The Model Generator prediction (online) BLOCK will perform the actual prediction. This BLOCK takes in prediction input data that has been stored into a variable and uses a Model Generator’s training results to perform predictions. In this guide, we’ll prepare the prediction input data with a Construct object BLOCK.

There are several ways to prepare input data besides using a Construct object BLOCK. Refer to Predicting with the Model Generator prediction (online) BLOCK for more details.

The following chart shows the property settings for each BLOCK in the Flow. Only important properties or those that have been changed from the default are shown.

BLOCK
(Category)
Property Value
Construct object
(Basic)
Results variable _
Data
Construct object BLOCK data property settings

(Click image to enlarge)

Be sure to replace the my-bucket portion of the URL with the bucket name from your own GCS environment.

Model Generator prediction (online)
(Machine Learning)
GCP service account If you have multiple GCP service accounts, select the service account you would like to use with this BLOCK here.
Model Select the Model Generator that you just created.
Version used for predictions Preview (testing)
Input variable _.data
Output variable _
Output to log
(Basic)
Variable to output _

Save the Flow, then execute it by clicking the execute button play_circle_outline within the Start of Flow BLOCK’s properties.

If successful, the Flow will output a log like the one shown below. You can view logs by clicking the Log bar at the bottom of the Flow Designer and then clicking on the relevant execution log.

{
  "predictions": [
    {
      "label_index": 2,
      "score": [
        0.09977061301469803,
        0.1609141081571579,
        0.7393152713775635
      ],
      "key": "Mark Twain",
      "label": "mark_twain"
    },
    {
      "label_index": 0,
      "score": [
        0.40951022505760193,
        0.3273720443248749,
        0.2631177306175232
      ],
      "key": "Herman Melville",
      "label": "herman_melville"
    },
    {
      "label_index": 1,
      "score": [
        0.06779564917087555,
        0.8964423537254333,
        0.0357620008289814
      ],
      "key": "Jane Austen",
      "label": "jane_austen"
    }
  ]
}

The prediction results for each text is a set that includes "label_index", "score", "key", and "label". In the example above, the three sets can be found in lines 3–12, 12–22, and 23–32.

See the following chart for explanations of "label_index", "score", "key", and "label".

Name Explanation
"key"

If you assigned a key to a set of input data, it will be shown here.

If you didn’t assign a key, this will show the GCS URL for the text file.

"label"

The class that the model predicted (a folder name from the training data).

For this guide’s model, the three possible labels are:

  • "herman_melville"
  • "jane_austen"
  • "mark_twain"
"score"

The certainty for predicting each type.
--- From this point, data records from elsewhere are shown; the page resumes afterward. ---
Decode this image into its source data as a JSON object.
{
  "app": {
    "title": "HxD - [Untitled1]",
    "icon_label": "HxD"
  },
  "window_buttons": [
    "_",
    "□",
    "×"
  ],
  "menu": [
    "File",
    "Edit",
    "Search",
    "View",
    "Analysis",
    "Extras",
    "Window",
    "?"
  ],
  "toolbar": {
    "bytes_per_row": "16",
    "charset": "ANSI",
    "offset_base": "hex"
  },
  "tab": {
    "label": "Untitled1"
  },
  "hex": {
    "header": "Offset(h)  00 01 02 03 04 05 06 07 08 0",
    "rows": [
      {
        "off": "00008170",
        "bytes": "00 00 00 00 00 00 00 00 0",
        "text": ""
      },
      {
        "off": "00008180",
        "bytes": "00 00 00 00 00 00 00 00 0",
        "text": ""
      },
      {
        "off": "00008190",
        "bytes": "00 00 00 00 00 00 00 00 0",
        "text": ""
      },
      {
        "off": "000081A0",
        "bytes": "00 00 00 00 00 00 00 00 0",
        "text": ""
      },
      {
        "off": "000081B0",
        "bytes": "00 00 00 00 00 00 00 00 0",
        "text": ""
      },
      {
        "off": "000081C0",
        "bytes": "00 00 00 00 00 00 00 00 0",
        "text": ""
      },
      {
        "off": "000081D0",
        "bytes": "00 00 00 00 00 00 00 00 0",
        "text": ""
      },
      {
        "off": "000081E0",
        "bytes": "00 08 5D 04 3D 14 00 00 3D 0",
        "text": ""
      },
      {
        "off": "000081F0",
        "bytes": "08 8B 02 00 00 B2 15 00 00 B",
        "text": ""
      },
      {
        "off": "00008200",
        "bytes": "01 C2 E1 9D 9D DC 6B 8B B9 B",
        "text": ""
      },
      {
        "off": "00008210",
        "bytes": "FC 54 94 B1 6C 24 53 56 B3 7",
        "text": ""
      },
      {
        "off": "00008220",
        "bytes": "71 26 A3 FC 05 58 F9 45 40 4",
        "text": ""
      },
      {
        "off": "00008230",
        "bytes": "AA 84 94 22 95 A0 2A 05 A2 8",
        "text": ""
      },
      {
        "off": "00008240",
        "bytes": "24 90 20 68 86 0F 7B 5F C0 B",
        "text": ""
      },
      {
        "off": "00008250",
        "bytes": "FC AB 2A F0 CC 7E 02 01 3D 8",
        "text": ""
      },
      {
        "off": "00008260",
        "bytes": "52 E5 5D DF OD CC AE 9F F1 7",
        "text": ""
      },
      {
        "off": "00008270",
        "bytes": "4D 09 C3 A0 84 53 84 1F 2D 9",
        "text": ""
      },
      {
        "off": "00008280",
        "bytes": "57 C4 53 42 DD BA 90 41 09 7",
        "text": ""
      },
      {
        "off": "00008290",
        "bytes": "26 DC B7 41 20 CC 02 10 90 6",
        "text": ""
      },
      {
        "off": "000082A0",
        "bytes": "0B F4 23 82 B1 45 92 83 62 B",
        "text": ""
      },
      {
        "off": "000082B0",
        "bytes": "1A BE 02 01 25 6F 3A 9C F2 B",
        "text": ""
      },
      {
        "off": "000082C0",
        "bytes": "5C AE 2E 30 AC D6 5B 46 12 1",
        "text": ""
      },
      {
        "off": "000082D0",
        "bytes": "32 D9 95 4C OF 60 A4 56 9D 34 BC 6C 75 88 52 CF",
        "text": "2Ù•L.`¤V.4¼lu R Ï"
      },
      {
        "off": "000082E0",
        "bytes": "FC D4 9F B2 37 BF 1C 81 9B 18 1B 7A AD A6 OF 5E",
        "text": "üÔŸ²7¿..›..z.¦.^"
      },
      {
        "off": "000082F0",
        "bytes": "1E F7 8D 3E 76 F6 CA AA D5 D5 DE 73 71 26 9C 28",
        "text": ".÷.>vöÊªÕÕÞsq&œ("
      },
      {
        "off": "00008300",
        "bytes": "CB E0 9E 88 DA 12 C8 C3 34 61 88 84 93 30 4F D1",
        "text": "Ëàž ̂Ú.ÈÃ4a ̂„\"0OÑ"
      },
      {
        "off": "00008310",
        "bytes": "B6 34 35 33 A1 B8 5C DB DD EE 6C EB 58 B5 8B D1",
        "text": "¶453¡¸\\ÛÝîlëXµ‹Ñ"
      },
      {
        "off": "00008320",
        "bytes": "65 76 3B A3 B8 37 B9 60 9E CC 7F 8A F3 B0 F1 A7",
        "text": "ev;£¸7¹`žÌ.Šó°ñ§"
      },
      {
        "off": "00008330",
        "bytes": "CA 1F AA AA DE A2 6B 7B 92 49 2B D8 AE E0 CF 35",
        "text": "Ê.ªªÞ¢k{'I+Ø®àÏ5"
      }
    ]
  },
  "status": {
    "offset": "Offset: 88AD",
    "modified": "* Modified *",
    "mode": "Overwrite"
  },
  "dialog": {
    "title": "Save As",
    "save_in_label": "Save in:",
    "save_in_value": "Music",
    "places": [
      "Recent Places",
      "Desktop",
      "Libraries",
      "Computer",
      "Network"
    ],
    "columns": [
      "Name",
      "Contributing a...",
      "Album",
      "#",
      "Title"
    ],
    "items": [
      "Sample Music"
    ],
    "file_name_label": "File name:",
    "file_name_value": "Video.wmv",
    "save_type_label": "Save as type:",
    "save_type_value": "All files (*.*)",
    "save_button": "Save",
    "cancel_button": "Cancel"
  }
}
It separates the score for each label with commas.

"label_index"

Shows a number indicating which "score" from the list of scores is the prediction result.

The list of scores starts at index 0.

We’ve also rewritten the results into the following chart:

Input text file Prediction results
The Adventures of Huckleberry Finn (chapter 11)

About 73.93% certain that the author is Mark Twain.

Moby Dick (chapter 11)

About 40.95% certain that the author is Herman Melville.

Pride and Prejudice (chapter 11)

About 89.64% certain that the author is Jane Austen.

Summary

Training a text classification model with BLOCKS is as simple as separating text files into folders.

As a final note, here are some considerations to keep in mind when preparing your text files:

  • Separate text files for training into separate folders for each class.
  • During training, the Model Generator will only use the first 2,000 characters of each text file. You can use files with over 2,000 characters, but any characters after 2,000 will not be used in the training. If you want to use all of the characters, split the text into multiple files with no more than 2,000 characters each.
  • Text files should be UTF-8 without BOM.